LR: Charles Bukowski once opined that in order to be a writer one must avoid all other writers. You have a unique knack of attacking everything that is current, while your prose-style remains as distant to the literary status quo as it can possibly be. You are a mysterious individual who likes to shun the limelight, when wider recognition gradually appears, and it inevitably will, where will this take you? Will it be something you'll be able to embrace or will it drive you even further away from literary norms?

ES: Bukowski! The charming photographs in "The Buk Book: Musings on Charles Bukowski" by Jim Christy (ECW Press, Toronto, 1997) are a constant reminder that a life of writing on the edge can, in the end, yield unexpected surprises. It would be more accurate to say that the limelight shuns me, than that I shun it. But if it did, I would. I am a tense, nervous character who would perform badly on television. I have no yearnings to wear a bow-tie and make speeches. My natural habitats are the shadows and the gutter. As for writers. It's true I avoid them. A terrifying species. A few months ago I was in a crowded room at the back of Oxford Circus when I spotted China Mièville. He was much, much taller than I expected him to be. He looked like a pirate. I edged quickly back into the darkness and accepted another glass of red wine from a passing bar girl, the words "I liked your piece in this week's Socialist Worker" congealing in my hot wet throat.

The future? My style won't change, it's too rooted now.

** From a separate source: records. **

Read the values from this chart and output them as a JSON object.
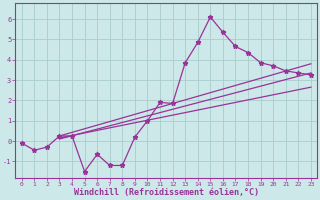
{
  "xlabel": "Windchill (Refroidissement éolien,°C)",
  "background_color": "#cce8e8",
  "grid_color": "#aacccc",
  "line_color": "#993399",
  "x_data": [
    0,
    1,
    2,
    3,
    4,
    5,
    6,
    7,
    8,
    9,
    10,
    11,
    12,
    13,
    14,
    15,
    16,
    17,
    18,
    19,
    20,
    21,
    22,
    23
  ],
  "y_scatter": [
    -0.1,
    -0.45,
    -0.3,
    0.25,
    0.25,
    -1.5,
    -0.65,
    -1.2,
    -1.2,
    0.2,
    1.0,
    1.9,
    1.85,
    3.85,
    4.85,
    6.1,
    5.35,
    4.65,
    4.35,
    3.85,
    3.7,
    3.45,
    3.35,
    3.25
  ],
  "line1_x": [
    3,
    23
  ],
  "line1_y": [
    0.25,
    3.8
  ],
  "line2_x": [
    3,
    23
  ],
  "line2_y": [
    0.1,
    3.35
  ],
  "line3_x": [
    3,
    23
  ],
  "line3_y": [
    0.15,
    2.65
  ],
  "xlim": [
    -0.5,
    23.5
  ],
  "ylim": [
    -1.8,
    6.8
  ],
  "yticks": [
    -1,
    0,
    1,
    2,
    3,
    4,
    5,
    6
  ],
  "xticks": [
    0,
    1,
    2,
    3,
    4,
    5,
    6,
    7,
    8,
    9,
    10,
    11,
    12,
    13,
    14,
    15,
    16,
    17,
    18,
    19,
    20,
    21,
    22,
    23
  ]
}
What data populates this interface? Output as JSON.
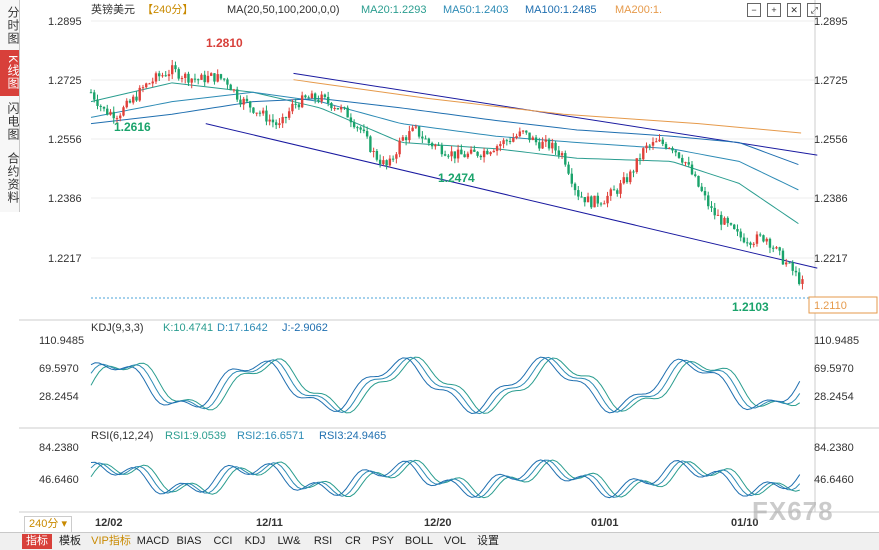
{
  "left_tabs": [
    {
      "label": "分时图",
      "active": false
    },
    {
      "label": "K线图",
      "active": true
    },
    {
      "label": "闪电图",
      "active": false
    },
    {
      "label": "合约资料",
      "active": false
    }
  ],
  "header": {
    "symbol": "英镑美元",
    "period_tag": "【240分】",
    "ma_label": "MA(20,50,100,200,0,0)",
    "ma20": "MA20:1.2293",
    "ma50": "MA50:1.2403",
    "ma100": "MA100:1.2485",
    "ma200": "MA200:1."
  },
  "kdj_header": {
    "name": "KDJ(9,3,3)",
    "k": "K:10.4741",
    "d": "D:17.1642",
    "j": "J:-2.9062"
  },
  "rsi_header": {
    "name": "RSI(6,12,24)",
    "rsi1": "RSI1:9.0539",
    "rsi2": "RSI2:16.6571",
    "rsi3": "RSI3:24.9465"
  },
  "price_axis": [
    "1.2895",
    "1.2725",
    "1.2556",
    "1.2386",
    "1.2217"
  ],
  "current_price": "1.2110",
  "kdj_axis": [
    "110.9485",
    "69.5970",
    "28.2454"
  ],
  "rsi_axis": [
    "84.2380",
    "46.6460"
  ],
  "x_labels": [
    "12/02",
    "12/11",
    "12/20",
    "01/01",
    "01/10"
  ],
  "annotations": {
    "high": "1.2810",
    "low1": "1.2616",
    "low2": "1.2474",
    "low3": "1.2103"
  },
  "period_selector": "240分",
  "bottom_tabs": [
    {
      "label": "指标",
      "active": true,
      "vip": false
    },
    {
      "label": "模板",
      "active": false,
      "vip": false
    },
    {
      "label": "VIP指标",
      "active": false,
      "vip": true
    },
    {
      "label": "MACD",
      "active": false,
      "vip": false
    },
    {
      "label": "BIAS",
      "active": false,
      "vip": false
    },
    {
      "label": "CCI",
      "active": false,
      "vip": false
    },
    {
      "label": "KDJ",
      "active": false,
      "vip": false
    },
    {
      "label": "LW&",
      "active": false,
      "vip": false
    },
    {
      "label": "RSI",
      "active": false,
      "vip": false
    },
    {
      "label": "CR",
      "active": false,
      "vip": false
    },
    {
      "label": "PSY",
      "active": false,
      "vip": false
    },
    {
      "label": "BOLL",
      "active": false,
      "vip": false
    },
    {
      "label": "VOL",
      "active": false,
      "vip": false
    },
    {
      "label": "设置",
      "active": false,
      "vip": false
    }
  ],
  "watermark": "FX678",
  "colors": {
    "up": "#e0413a",
    "down": "#1aa36b",
    "ma20": "#2a9d8f",
    "ma50": "#2d8bb5",
    "ma100": "#1f6fb0",
    "ma200": "#e69a4b",
    "channel": "#1a1aa0",
    "accent": "#d8403a",
    "vip": "#c98a00"
  },
  "chart_data": {
    "type": "candlestick",
    "price_range": [
      1.2065,
      1.295
    ],
    "close_path": [
      [
        0,
        1.272
      ],
      [
        10,
        1.266
      ],
      [
        20,
        1.265
      ],
      [
        30,
        1.269
      ],
      [
        40,
        1.274
      ],
      [
        50,
        1.277
      ],
      [
        60,
        1.279
      ],
      [
        70,
        1.277
      ],
      [
        80,
        1.276
      ],
      [
        90,
        1.277
      ],
      [
        100,
        1.276
      ],
      [
        110,
        1.27
      ],
      [
        120,
        1.267
      ],
      [
        130,
        1.264
      ],
      [
        140,
        1.261
      ],
      [
        150,
        1.268
      ],
      [
        160,
        1.27
      ],
      [
        170,
        1.27
      ],
      [
        180,
        1.268
      ],
      [
        190,
        1.265
      ],
      [
        200,
        1.26
      ],
      [
        210,
        1.252
      ],
      [
        220,
        1.248
      ],
      [
        230,
        1.257
      ],
      [
        240,
        1.26
      ],
      [
        250,
        1.256
      ],
      [
        260,
        1.254
      ],
      [
        270,
        1.252
      ],
      [
        280,
        1.252
      ],
      [
        290,
        1.253
      ],
      [
        300,
        1.255
      ],
      [
        310,
        1.257
      ],
      [
        320,
        1.259
      ],
      [
        330,
        1.256
      ],
      [
        340,
        1.255
      ],
      [
        350,
        1.252
      ],
      [
        360,
        1.24
      ],
      [
        370,
        1.237
      ],
      [
        380,
        1.238
      ],
      [
        390,
        1.241
      ],
      [
        400,
        1.246
      ],
      [
        410,
        1.254
      ],
      [
        420,
        1.256
      ],
      [
        430,
        1.255
      ],
      [
        440,
        1.25
      ],
      [
        450,
        1.242
      ],
      [
        460,
        1.234
      ],
      [
        470,
        1.23
      ],
      [
        480,
        1.226
      ],
      [
        490,
        1.225
      ],
      [
        500,
        1.226
      ],
      [
        510,
        1.22
      ],
      [
        520,
        1.215
      ],
      [
        527,
        1.211
      ]
    ],
    "bars_count": 220,
    "ma20": [
      [
        0,
        1.269
      ],
      [
        60,
        1.275
      ],
      [
        120,
        1.272
      ],
      [
        170,
        1.267
      ],
      [
        230,
        1.256
      ],
      [
        300,
        1.254
      ],
      [
        360,
        1.251
      ],
      [
        430,
        1.25
      ],
      [
        480,
        1.243
      ],
      [
        527,
        1.2293
      ]
    ],
    "ma50": [
      [
        0,
        1.264
      ],
      [
        60,
        1.269
      ],
      [
        120,
        1.272
      ],
      [
        170,
        1.269
      ],
      [
        230,
        1.262
      ],
      [
        300,
        1.258
      ],
      [
        360,
        1.256
      ],
      [
        430,
        1.254
      ],
      [
        480,
        1.25
      ],
      [
        527,
        1.2403
      ]
    ],
    "ma100": [
      [
        0,
        1.262
      ],
      [
        60,
        1.265
      ],
      [
        120,
        1.269
      ],
      [
        170,
        1.27
      ],
      [
        230,
        1.267
      ],
      [
        300,
        1.263
      ],
      [
        360,
        1.26
      ],
      [
        430,
        1.258
      ],
      [
        480,
        1.256
      ],
      [
        527,
        1.2485
      ]
    ],
    "ma200": [
      [
        150,
        1.276
      ],
      [
        250,
        1.27
      ],
      [
        350,
        1.265
      ],
      [
        450,
        1.262
      ],
      [
        527,
        1.259
      ]
    ],
    "channel_upper": [
      [
        150,
        1.278
      ],
      [
        538,
        1.252
      ]
    ],
    "channel_lower": [
      [
        85,
        1.262
      ],
      [
        538,
        1.216
      ]
    ],
    "kdj_range": [
      0,
      130
    ],
    "rsi_range": [
      15,
      100
    ]
  }
}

But it's not a style that's ever going to make the "3 for 2" pile in Waterstones - leastways, not in society as presently constituted. Commercial success does seem to corrupt some writers, or at least pressure them into writing stuff that seems false to their talent. I don't think Vox was Nicholson Baker's finest hour. But it doesn't do that to everyone. I don't think fame or wealth have in any way changed Iain Banks's radical politics or the way in which it informs his fiction. Another example is James Ellroy. He doesn't just go on producing the same old product, the way some successful crime writers do. "The Cold Six Thousand" strikes me as being a brave and innovative book to serve up to the consumers of popular crime fiction. And writers on the margins, if they are truly any good, eventually find a wider audience. Gerard Manley Hopkins, Joyce, Beckett - and of course Mr Bukowski himself.